International Education College, Henan University, Kaifeng, China.
Center for Translational Medicine, Huaihe Clinical College, Huaihe Hospital of Henan University, Kaifeng, China.
Prog Mol Biol Transl Sci. 2019;161:113-124. doi: 10.1016/bs.pmbts.2018.10.001. Epub 2018 Nov 20.

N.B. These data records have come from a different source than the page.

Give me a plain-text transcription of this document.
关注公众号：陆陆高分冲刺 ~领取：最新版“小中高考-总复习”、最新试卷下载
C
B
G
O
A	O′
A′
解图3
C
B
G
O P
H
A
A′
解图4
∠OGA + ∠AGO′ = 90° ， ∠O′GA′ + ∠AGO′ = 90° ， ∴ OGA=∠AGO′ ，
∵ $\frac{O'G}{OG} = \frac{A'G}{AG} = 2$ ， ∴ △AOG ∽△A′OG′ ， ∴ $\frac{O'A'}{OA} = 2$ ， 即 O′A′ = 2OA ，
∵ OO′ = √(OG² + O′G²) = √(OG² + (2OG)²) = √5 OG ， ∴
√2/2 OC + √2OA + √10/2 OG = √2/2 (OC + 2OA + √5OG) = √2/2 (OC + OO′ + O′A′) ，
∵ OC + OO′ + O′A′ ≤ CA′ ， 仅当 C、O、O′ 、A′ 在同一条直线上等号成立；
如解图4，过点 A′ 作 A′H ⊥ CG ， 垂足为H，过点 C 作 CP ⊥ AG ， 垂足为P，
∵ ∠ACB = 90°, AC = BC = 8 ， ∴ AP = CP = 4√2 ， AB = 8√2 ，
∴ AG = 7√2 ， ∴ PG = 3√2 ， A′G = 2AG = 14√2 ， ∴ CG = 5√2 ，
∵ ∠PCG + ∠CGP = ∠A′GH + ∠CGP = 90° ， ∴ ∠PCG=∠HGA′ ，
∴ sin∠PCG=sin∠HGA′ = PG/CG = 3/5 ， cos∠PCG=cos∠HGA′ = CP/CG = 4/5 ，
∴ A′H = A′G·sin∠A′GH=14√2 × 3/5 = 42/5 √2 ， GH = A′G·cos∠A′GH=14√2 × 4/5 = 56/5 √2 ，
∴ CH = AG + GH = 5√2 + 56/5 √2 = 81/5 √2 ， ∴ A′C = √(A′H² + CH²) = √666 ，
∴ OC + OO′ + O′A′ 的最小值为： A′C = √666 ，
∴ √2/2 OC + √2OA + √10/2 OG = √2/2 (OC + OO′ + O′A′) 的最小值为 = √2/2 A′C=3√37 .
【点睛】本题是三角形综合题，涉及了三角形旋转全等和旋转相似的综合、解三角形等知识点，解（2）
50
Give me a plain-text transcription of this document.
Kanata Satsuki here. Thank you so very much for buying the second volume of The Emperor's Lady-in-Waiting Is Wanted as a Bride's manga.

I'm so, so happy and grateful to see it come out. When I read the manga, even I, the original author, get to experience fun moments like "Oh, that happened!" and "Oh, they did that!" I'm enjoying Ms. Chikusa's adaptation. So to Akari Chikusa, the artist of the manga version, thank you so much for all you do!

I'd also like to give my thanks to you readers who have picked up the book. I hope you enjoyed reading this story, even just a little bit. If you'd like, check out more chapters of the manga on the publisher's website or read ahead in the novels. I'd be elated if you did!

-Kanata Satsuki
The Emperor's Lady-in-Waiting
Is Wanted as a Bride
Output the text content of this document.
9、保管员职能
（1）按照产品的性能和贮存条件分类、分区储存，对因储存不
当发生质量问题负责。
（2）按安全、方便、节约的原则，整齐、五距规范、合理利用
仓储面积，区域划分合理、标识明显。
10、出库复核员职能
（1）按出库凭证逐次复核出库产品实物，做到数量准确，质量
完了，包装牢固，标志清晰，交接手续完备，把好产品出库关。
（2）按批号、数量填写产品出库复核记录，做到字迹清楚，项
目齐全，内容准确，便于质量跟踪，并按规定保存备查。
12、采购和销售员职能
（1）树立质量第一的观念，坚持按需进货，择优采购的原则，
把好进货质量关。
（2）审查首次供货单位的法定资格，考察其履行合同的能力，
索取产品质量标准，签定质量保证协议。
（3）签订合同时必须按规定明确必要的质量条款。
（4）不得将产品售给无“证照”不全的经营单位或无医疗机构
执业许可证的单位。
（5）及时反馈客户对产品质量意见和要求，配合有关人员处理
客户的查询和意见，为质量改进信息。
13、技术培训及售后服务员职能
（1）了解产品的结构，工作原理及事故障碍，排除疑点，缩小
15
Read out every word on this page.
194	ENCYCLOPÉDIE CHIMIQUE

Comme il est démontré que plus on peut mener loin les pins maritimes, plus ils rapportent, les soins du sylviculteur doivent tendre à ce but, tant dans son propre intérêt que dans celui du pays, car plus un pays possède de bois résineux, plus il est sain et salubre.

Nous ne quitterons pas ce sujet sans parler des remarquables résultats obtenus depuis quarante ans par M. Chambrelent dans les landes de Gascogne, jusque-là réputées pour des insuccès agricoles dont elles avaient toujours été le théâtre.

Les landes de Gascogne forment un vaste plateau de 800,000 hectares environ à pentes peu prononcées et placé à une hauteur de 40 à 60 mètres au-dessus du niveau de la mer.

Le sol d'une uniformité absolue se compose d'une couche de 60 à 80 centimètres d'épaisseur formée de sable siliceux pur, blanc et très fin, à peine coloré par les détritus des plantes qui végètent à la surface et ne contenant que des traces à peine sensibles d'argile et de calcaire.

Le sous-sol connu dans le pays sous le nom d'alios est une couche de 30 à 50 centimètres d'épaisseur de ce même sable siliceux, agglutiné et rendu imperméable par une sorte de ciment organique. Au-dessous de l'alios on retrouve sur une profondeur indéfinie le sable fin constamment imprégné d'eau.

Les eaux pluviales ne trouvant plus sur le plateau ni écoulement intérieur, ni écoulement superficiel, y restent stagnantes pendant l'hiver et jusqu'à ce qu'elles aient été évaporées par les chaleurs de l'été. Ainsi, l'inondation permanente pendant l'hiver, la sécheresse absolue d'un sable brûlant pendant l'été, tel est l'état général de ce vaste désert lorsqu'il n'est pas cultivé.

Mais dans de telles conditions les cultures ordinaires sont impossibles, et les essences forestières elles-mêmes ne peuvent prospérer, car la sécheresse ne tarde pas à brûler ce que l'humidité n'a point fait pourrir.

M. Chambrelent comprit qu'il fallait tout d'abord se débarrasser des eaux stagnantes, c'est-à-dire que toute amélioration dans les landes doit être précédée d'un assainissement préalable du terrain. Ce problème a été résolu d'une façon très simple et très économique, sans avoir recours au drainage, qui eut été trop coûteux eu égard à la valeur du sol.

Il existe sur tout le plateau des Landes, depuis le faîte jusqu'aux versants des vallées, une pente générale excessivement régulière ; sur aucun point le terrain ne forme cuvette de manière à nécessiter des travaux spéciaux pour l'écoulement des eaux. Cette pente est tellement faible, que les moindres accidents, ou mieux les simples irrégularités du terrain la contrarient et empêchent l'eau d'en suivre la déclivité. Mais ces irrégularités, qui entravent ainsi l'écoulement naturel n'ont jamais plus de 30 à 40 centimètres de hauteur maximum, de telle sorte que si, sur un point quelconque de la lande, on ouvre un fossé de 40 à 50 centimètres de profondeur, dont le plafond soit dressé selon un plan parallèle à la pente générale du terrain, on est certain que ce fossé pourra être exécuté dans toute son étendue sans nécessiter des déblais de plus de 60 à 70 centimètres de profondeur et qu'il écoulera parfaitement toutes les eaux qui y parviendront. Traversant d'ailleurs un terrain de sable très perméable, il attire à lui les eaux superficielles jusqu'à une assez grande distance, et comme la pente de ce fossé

Chemokines are a class of chemotactic small molecule peptides whose receptors CCR5 and CXCR4 play important role in the entry of human immunodeficiency virus (HIV-1) into immune cells. Chemokines belong to G protein-coupled receptor superfamily containing seven hydrophobic transmembrane helices, causing physiological effects such as chemotaxis, immune regulation, antiviral immunity, regulation of hematopoiesis and angiogenesis, as well as cell growth and metabolism, through certain signaling pathways. Earlier studies have shown that HIV infects the human immune cells by binding to the CD4 receptor. Soon, it was discovered that HIV-1 enters into human immune cells by binding to another receptor, chemokine receptor, which acts as co-receptor for CD4 during the invasion of HIV-1 into cells. Since complex receptor binding is important for HIV-1 invasion, antagonizing the binding has become an attractive and rational drug design goal. Early studies sought to block the interaction between virus and the receptors by chemically modifying the CCR5 and CXCR4 ligands. Although drug treatment is widely used, drug treatment cannot cure AIDS; it can only inhibit the replication of the virus, and HIV/AIDS patients need to take drugs for life. In addition, anti-AIDS drugs also produce side effects such as diseases of the cardiovascular system, nervous system, and metabolic system. In 2006, the emergence of "Berlin patient" led researchers to focus on gene therapy in chemokine receptors. In 2006 and 2007, the attending physician of "Berlin patient" cured his AIDS by transplantation of the stem cells from a donor who was homozygous for the CCR5 Δ32 mutation. This review summarizes the research progress in the mutation in chemokine receptor of HIV/AIDS.
趋化因子是一类化学趋化小分子肽,其受体 CCR5 和 CXCR4 在人类免疫缺陷病毒(HIV-1)进入免疫细胞中发挥重要作用。趋化因子属于包含七个疏水性跨膜螺旋的 G 蛋白偶联受体超家族,通过特定的信号通路引起趋化、免疫调节、抗病毒免疫、造血和血管生成调节以及细胞生长和代谢等生理效应。早期研究表明,HIV 通过与 CD4 受体结合感染人类免疫细胞。很快,人们发现 HIV-1 通过与另一种受体趋化因子受体结合进入人类免疫细胞,该受体在 HIV-1 入侵细胞时作为 CD4 的共受体。由于复杂的受体结合对于 HIV-1 入侵很重要,因此拮抗结合已成为一种有吸引力和合理的药物设计目标。早期的研究试图通过化学修饰 CCR5 和 CXCR4 配体来阻断病毒与受体之间的相互作用。尽管药物治疗被广泛应用,但药物治疗并不能治愈艾滋病;它只能抑制病毒的复制,HIV/AIDS 患者需要终身服药。此外,抗艾滋病药物还会产生心血管系统、神经系统和代谢系统疾病等副作用。2006 年,“柏林患者”的出现促使研究人员将注意力集中在趋化因子受体的基因治疗上。2006 年和 2007 年,“柏林患者”的主治医生通过移植纯合 CCR5Δ32 突变供体的干细胞治愈了他的艾滋病。本文综述了 HIV/AIDS 中趋化因子受体突变的研究进展。